Rozdział XXVIII - Czwartek 2. Historia

 Luna od razu poszła do sali Azusy, kiedy weszła zobaczyła, że przerwała swojemu nauczycielowi zabawę ze złotymi nożyczkami.

 – Och... Witaj... – próbował się uśmiechnąć.

 Zaraz po tym Yoko weszła za swoją przyjaciółką. Dziewczyny usiadły przy swoich ławkach, a po chwili dołączyła do nich reszta klasy. Tematem tej lekcji były największe rany w historii. Przez cały czas, Luna słuchała się wpatrzona na lawendowookiego, który również ciągle się na nią patrzył. Nauczyciel z jednej strony żałował, że uczennica nie obchodziła dnia bielizny, a z drugiej nawet się cieszył, że nikt nie mógł jej całej zobaczyć. Gdy nauczyciel pytał, Karne Uczennice zgłaszały się najczęściej. Wszystko szło idealnie i płynnie, do momentu, w którym do klasy wparował Ayato w środku lekcji.

 – No to podliczamy punkciki! – krzyknął zielonooki przecierając ręce. – Tu widać, bardzo ładnie. – spojrzał na Shizukę. – Dodatkowe punkty... – powiedział do siebie. – Tu trzeba odjąć – spojrzał na karne uczennice. – I tu dodatkowe punkty. – zerknął na Ambrę i napisał coś na kartce. – No, to tyle.

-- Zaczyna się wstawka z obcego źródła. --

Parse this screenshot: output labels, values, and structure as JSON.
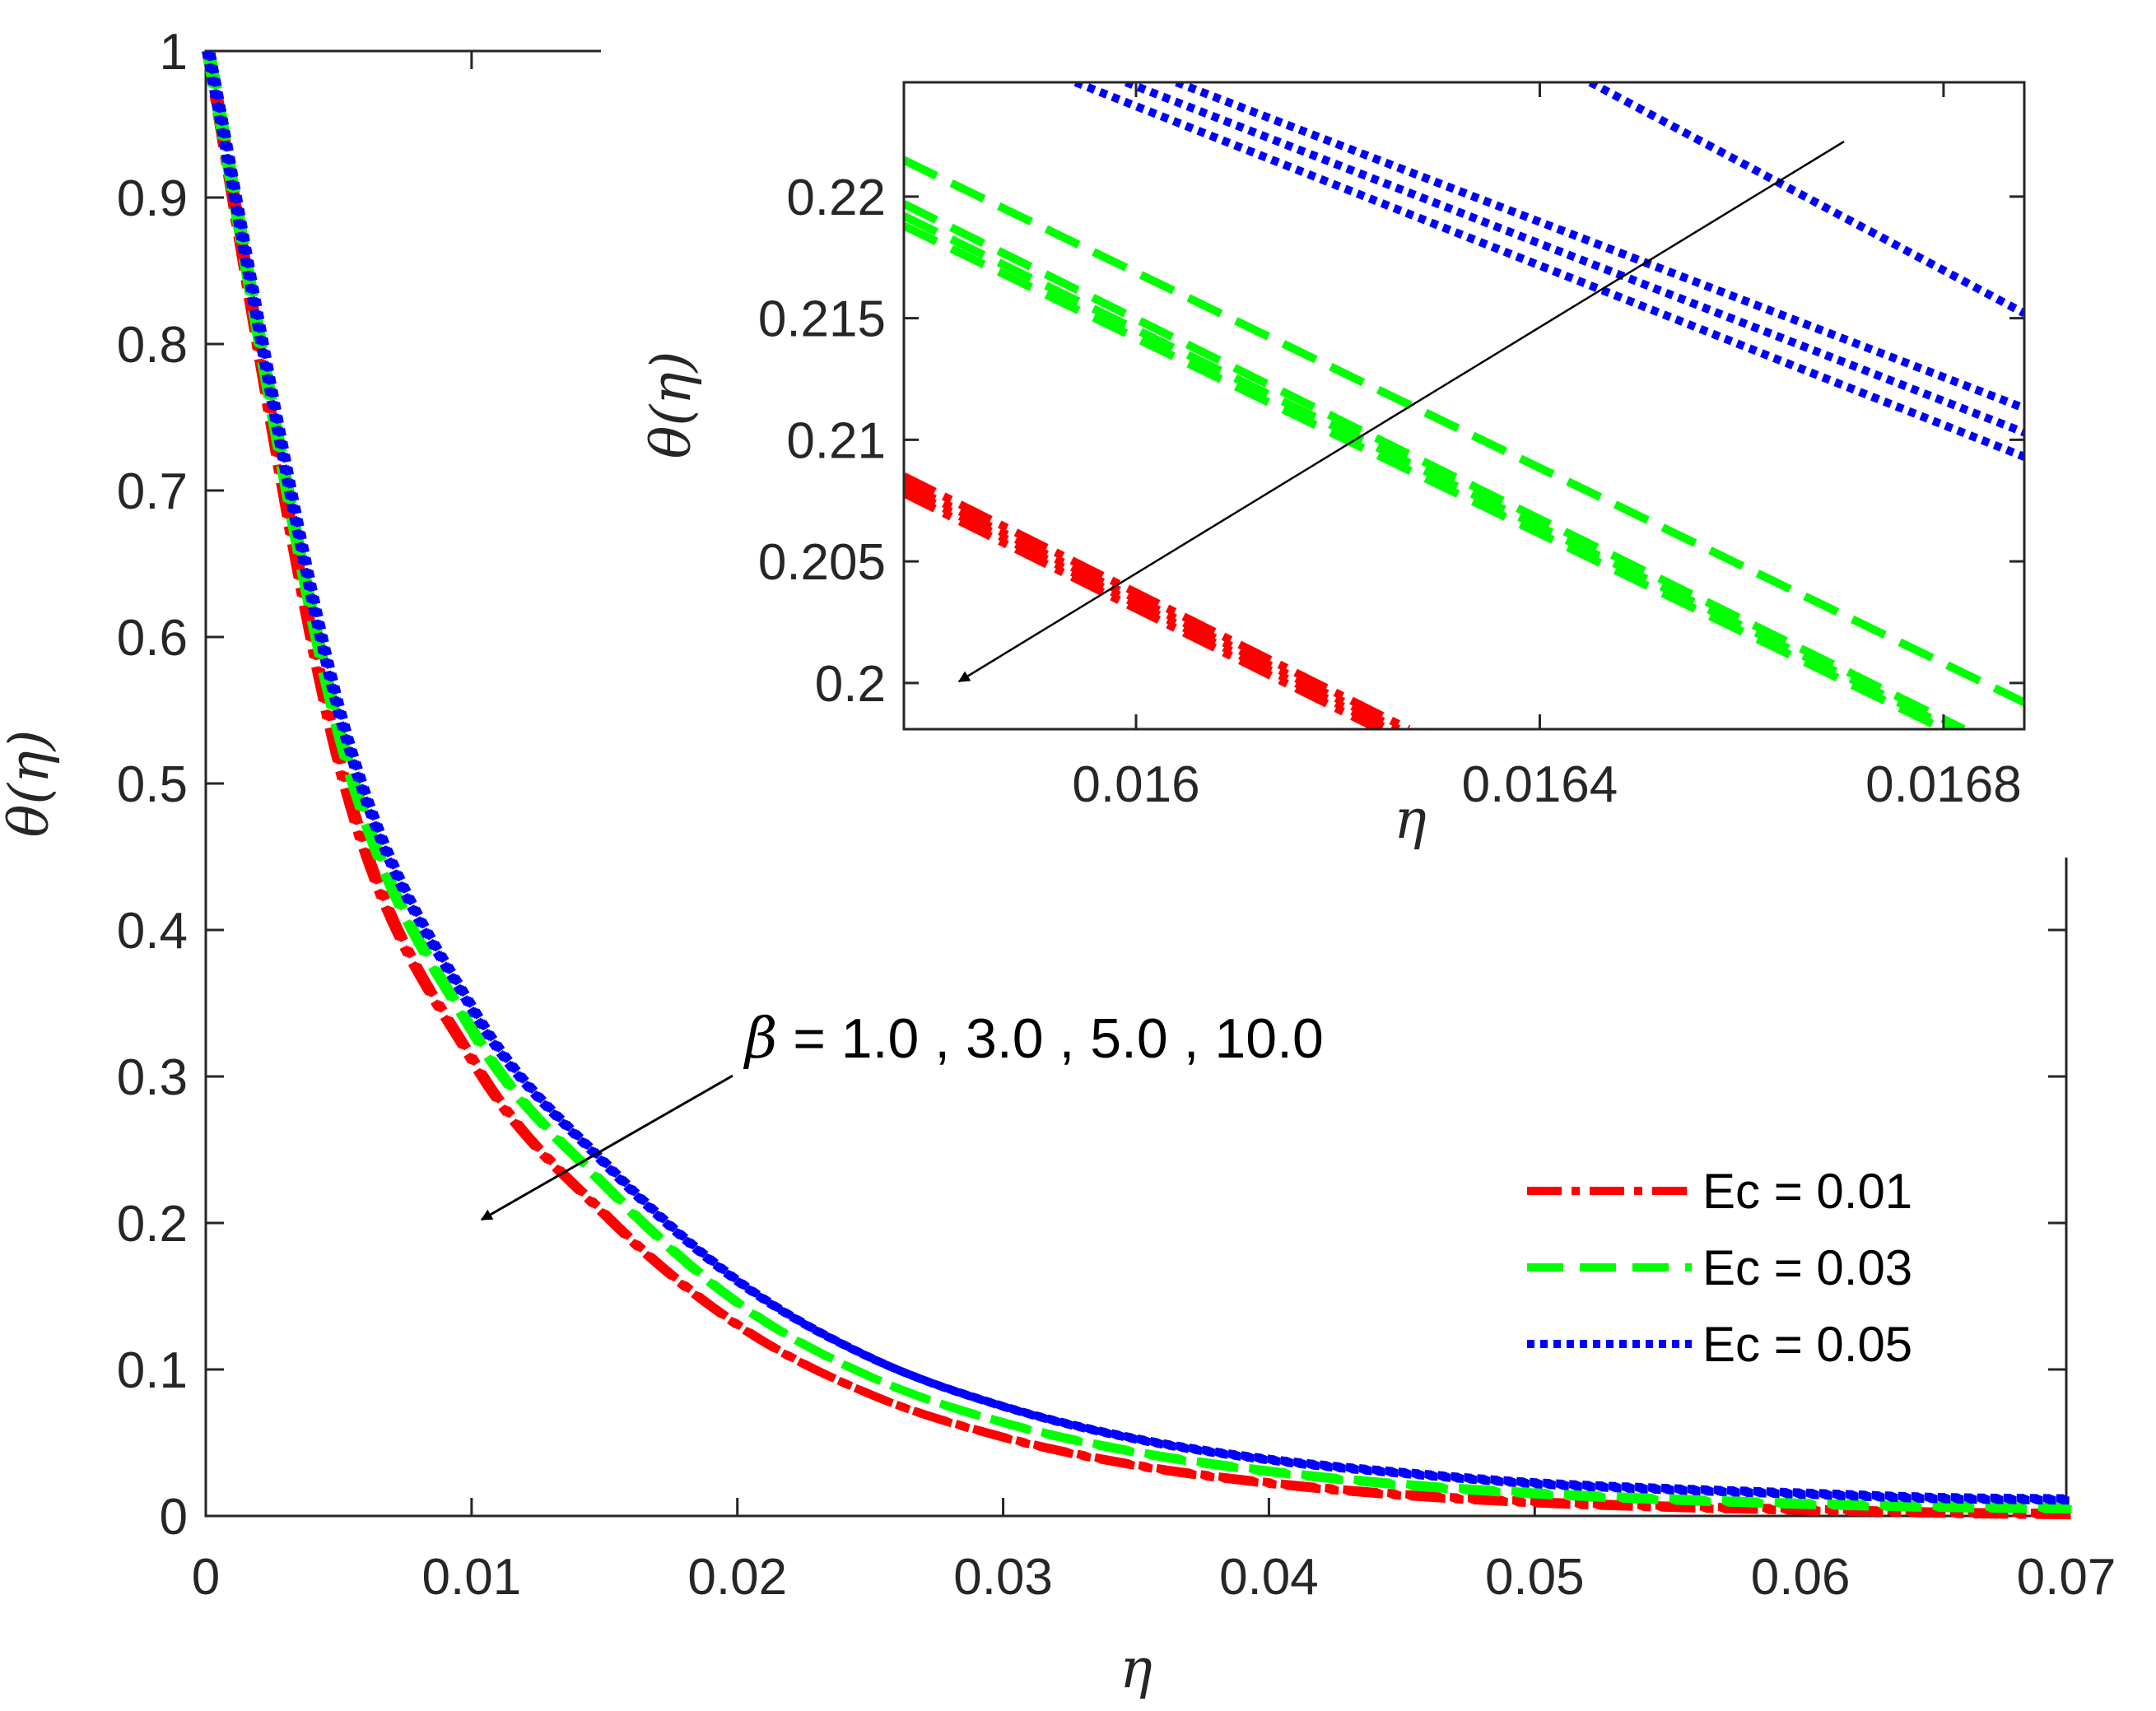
{
  "chart_data": [
    {
      "type": "line",
      "role": "main",
      "xlabel": "η",
      "ylabel": "θ(η)",
      "xlim": [
        0,
        0.07
      ],
      "ylim": [
        0,
        1
      ],
      "xticks": [
        0,
        0.01,
        0.02,
        0.03,
        0.04,
        0.05,
        0.06,
        0.07
      ],
      "xtick_labels": [
        "0",
        "0.01",
        "0.02",
        "0.03",
        "0.04",
        "0.05",
        "0.06",
        "0.07"
      ],
      "yticks": [
        0,
        0.1,
        0.2,
        0.3,
        0.4,
        0.5,
        0.6,
        0.7,
        0.8,
        0.9,
        1
      ],
      "ytick_labels": [
        "0",
        "0.1",
        "0.2",
        "0.3",
        "0.4",
        "0.5",
        "0.6",
        "0.7",
        "0.8",
        "0.9",
        "1"
      ],
      "x": [
        0,
        0.005,
        0.01,
        0.015,
        0.02,
        0.025,
        0.03,
        0.035,
        0.04,
        0.045,
        0.05,
        0.055,
        0.06,
        0.065,
        0.07
      ],
      "series": [
        {
          "name": "Ec = 0.01",
          "color": "#ff0000",
          "dash": "dashdot",
          "beta": [
            1.0,
            3.0,
            5.0,
            10.0
          ],
          "values": [
            1,
            0.51,
            0.31,
            0.205,
            0.13,
            0.083,
            0.054,
            0.035,
            0.023,
            0.015,
            0.01,
            0.007,
            0.005,
            0.003,
            0.002
          ]
        },
        {
          "name": "Ec = 0.03",
          "color": "#00ff00",
          "dash": "dashed",
          "beta": [
            1.0,
            3.0,
            5.0,
            10.0
          ],
          "values": [
            1,
            0.53,
            0.33,
            0.225,
            0.145,
            0.095,
            0.064,
            0.044,
            0.031,
            0.022,
            0.016,
            0.012,
            0.009,
            0.007,
            0.006
          ]
        },
        {
          "name": "Ec = 0.05",
          "color": "#0000ff",
          "dash": "dotted",
          "beta": [
            1.0,
            3.0,
            5.0,
            10.0
          ],
          "values": [
            1,
            0.545,
            0.345,
            0.24,
            0.16,
            0.108,
            0.075,
            0.053,
            0.039,
            0.03,
            0.023,
            0.019,
            0.016,
            0.013,
            0.012
          ]
        }
      ],
      "annotation": {
        "symbol": "β",
        "text": " = 1.0 , 3.0 , 5.0 , 10.0"
      },
      "legend": {
        "position": "bottom-right",
        "entries": [
          "Ec = 0.01",
          "Ec = 0.03",
          "Ec = 0.05"
        ]
      }
    },
    {
      "type": "line",
      "role": "inset",
      "xlabel": "η",
      "ylabel": "θ(η)",
      "xlim": [
        0.01577,
        0.01688
      ],
      "ylim": [
        0.1981,
        0.2247
      ],
      "xticks": [
        0.016,
        0.0164,
        0.0168
      ],
      "xtick_labels": [
        "0.016",
        "0.0164",
        "0.0168"
      ],
      "yticks": [
        0.2,
        0.205,
        0.21,
        0.215,
        0.22
      ],
      "ytick_labels": [
        "0.2",
        "0.205",
        "0.21",
        "0.215",
        "0.22"
      ],
      "series": [
        {
          "name": "Ec = 0.01",
          "color": "#ff0000",
          "dash": "dashdot",
          "lines": [
            {
              "beta": 1.0,
              "x": [
                0.01577,
                0.01627
              ],
              "y": [
                0.2085,
                0.1981
              ]
            },
            {
              "beta": 3.0,
              "x": [
                0.01577,
                0.01626
              ],
              "y": [
                0.2082,
                0.1981
              ]
            },
            {
              "beta": 5.0,
              "x": [
                0.01577,
                0.01625
              ],
              "y": [
                0.208,
                0.1981
              ]
            },
            {
              "beta": 10.0,
              "x": [
                0.01577,
                0.01624
              ],
              "y": [
                0.2078,
                0.1981
              ]
            }
          ]
        },
        {
          "name": "Ec = 0.03",
          "color": "#00ff00",
          "dash": "dashed",
          "lines": [
            {
              "beta": 1.0,
              "x": [
                0.01577,
                0.01688
              ],
              "y": [
                0.2215,
                0.1992
              ]
            },
            {
              "beta": 3.0,
              "x": [
                0.01577,
                0.01682
              ],
              "y": [
                0.2197,
                0.1981
              ]
            },
            {
              "beta": 5.0,
              "x": [
                0.01577,
                0.01681
              ],
              "y": [
                0.2192,
                0.1981
              ]
            },
            {
              "beta": 10.0,
              "x": [
                0.01577,
                0.0168
              ],
              "y": [
                0.2188,
                0.1981
              ]
            }
          ]
        },
        {
          "name": "Ec = 0.05",
          "color": "#0000ff",
          "dash": "dotted",
          "lines": [
            {
              "beta": 1.0,
              "x": [
                0.01645,
                0.01688
              ],
              "y": [
                0.2247,
                0.2152
              ]
            },
            {
              "beta": 3.0,
              "x": [
                0.01604,
                0.01688
              ],
              "y": [
                0.2247,
                0.2113
              ]
            },
            {
              "beta": 5.0,
              "x": [
                0.01599,
                0.01688
              ],
              "y": [
                0.2247,
                0.2103
              ]
            },
            {
              "beta": 10.0,
              "x": [
                0.01594,
                0.01688
              ],
              "y": [
                0.2247,
                0.2093
              ]
            }
          ]
        }
      ]
    }
  ]
}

Papa! – po tych słowach wyszedł z sali.

 Azusa patrzył wkurzony na drzwi, przez które przechodził Ayato, a po chwili odetchnął z ulgą. Nagle można było usłyszeć, że coś puka do okna. Wszyscy odwrócili się w tym kierunku i zobaczyli wiewiórkę. Turkusowozielonowłosy otworzył okno, wpuszczając zwierzątko, które położyło mu na dłoni żołędzie, po czym mu pomachało i odwróciło się. Pobiegło wzdłuż gałęzi, a potem na czubek drzewa. Lawendowooki podszedł do Luny i chwycił delikatnie jej dłoń, po czym położył na niej żołędzie rumieniąc się, po tym wrócił na swoje miejsce.

 – To teraz... pokażę wam... miecze... które mogą zrobić... duże rany... Bardzo duże rany... – powiedział z fascynacją.

 Wyjął klucz z szuflady biurka, po czym podszedł do szafki, włożył go niej i przekręcił. Otworzył szafkę i wyjął z niej długi, ostry miecz, który lśnił. Karne Uczennice patrzyły się na miecz.

 – Panno... Luno...

 – Tak...?

 – Czy m-mo-gła... byś... – mówił zarumieniony. – ... tu... po... podejść...?

 – Oczywiście... – odpowiedziała grzecznie, po czym wstała i podeszła do swojego nauczyciela..

 – Czy... m-mógłbym...? – zapytał trzymając palec nad jej ramieniem, na którym miała szary sweter.

 – Tak... – odpowiedziała lekko różowa na policzkach.

 Azusa trzęsącą się ręką rozpiął trzy pierwsze u góry guziki od jej swetra i lekko zsunął jej sweter z ramienia, przy czym niezauważalnie musnął jej skórę swoim palcem. Uniósł miecz i lekko przejechał nim po jej ramieniu, a krew natychmiastowo trysnęła. Luna odwróciła się w kierunku rany i uśmiechnęła, Azusa zauważywszy to, również się uśmiechnął.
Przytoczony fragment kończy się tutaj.